The position now apparently is that these men intend to make a claim for pay during this extended leave, and I would be glad of your advice on this matter as to the position of the Department. As the question is a pressing one, and the decision must be given immediately so that the men may be discharged if the Department is liable to pay them for the whole period of leave, I would be glad if the matter could be dealt with urgently and a reply forwarded as soon as possible.
Under the Defence Act 1903-1918 the enlistment of a person in the Military Forces creates a contract between that person and the Crown, the terms of which are ascertainable in the attestation paper, the Act, and Regulations thereunder. Section 13 of the Act expressly negativing the creation of a contract by the appointment or promotion of an officer, impliedly recognises the creation of contract by enlistment, and section 12 gives a right of action against the Commonwealth for 'moneys which under his engagement or by any agreement with the Commonwealth are due to him'. This differs from the position in England, where there is no right of action, but even in England the position is thus expressed in Halsbury's Laws of England, Vol. 25, p. 38, para.72:
Enlistment is the acceptance of an engagement in the military service of the Crown, and is in the nature of a contract between the person enlisted and the Crown. It follows, therefore, that the terms upon which a person enlists cannot be altered without his consent.

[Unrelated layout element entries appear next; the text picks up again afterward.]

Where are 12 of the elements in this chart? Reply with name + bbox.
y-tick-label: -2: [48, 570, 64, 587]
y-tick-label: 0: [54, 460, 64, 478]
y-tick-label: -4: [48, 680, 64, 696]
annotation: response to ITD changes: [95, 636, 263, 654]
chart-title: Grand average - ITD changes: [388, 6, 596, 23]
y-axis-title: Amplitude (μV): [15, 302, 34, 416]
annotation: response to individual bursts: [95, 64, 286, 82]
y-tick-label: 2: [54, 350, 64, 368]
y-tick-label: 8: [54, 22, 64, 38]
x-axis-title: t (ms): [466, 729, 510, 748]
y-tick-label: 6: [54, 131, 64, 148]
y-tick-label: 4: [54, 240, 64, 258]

Under the Defence Act, section 124, regulations may be made prescribing matters providing for and in relation to (a) enlistment, (d) fixing of the rates of pay, and (f) leave of absence. By regulation, therefore, it would have been possible to have prescribed providing for the course sought to be followed.
But in the absence of regulations expressly providing, it is necessary to see what the contract is under the regulations as they exist.
War Financial Regulations, reg.l, provides:
Prior to embarkation, members of the Australian Imperial Force . . . shall be paid at the following rates of pay . . .
Australian Military Regulations 1916, reg.401, provides:
With the approval of the Governor-General, on the recommendation of the Military Board, leave of absence without pay may be granted to any officer or soldier, for any period not exceeding twelve months . . .
The Defence Act, section 39 (3), as amended by the Defence Act 1918, section 4, provides:
(3) When a soldier becomes entitled to be discharged he shall be discharged with all convenient speed, but until discharged he shall remain a member of the Defence Force.
The position is, then, that until discharge, these soldiers are entitled to pay (apart from penal forfeitures and deductions) unless their case comes within regulation 401.
In my opinion regulation 401 is intended to authorise the granting of a benefit, and is not intended to authorise the imposition of a burden. It is true that the regulation does not expressly state that the grant of leave of absence without pay is to be on the application of the soldier, but I think the word 'grant' is sufficient to imply that the thing granted is to be something beneficial and not obligatory. The compulsory 'granting' of leave of absence without pay is only another phrase for expressing a power to suspend the engagement of the soldier. I do not find any such power of suspension, and I think it would be a forced construction of regulation 401 to read it as authorising what has been sought to be done.
I am, therefore, of opinion that a claim by these men for pay during the extended leave compulsorily granted to them would be successful.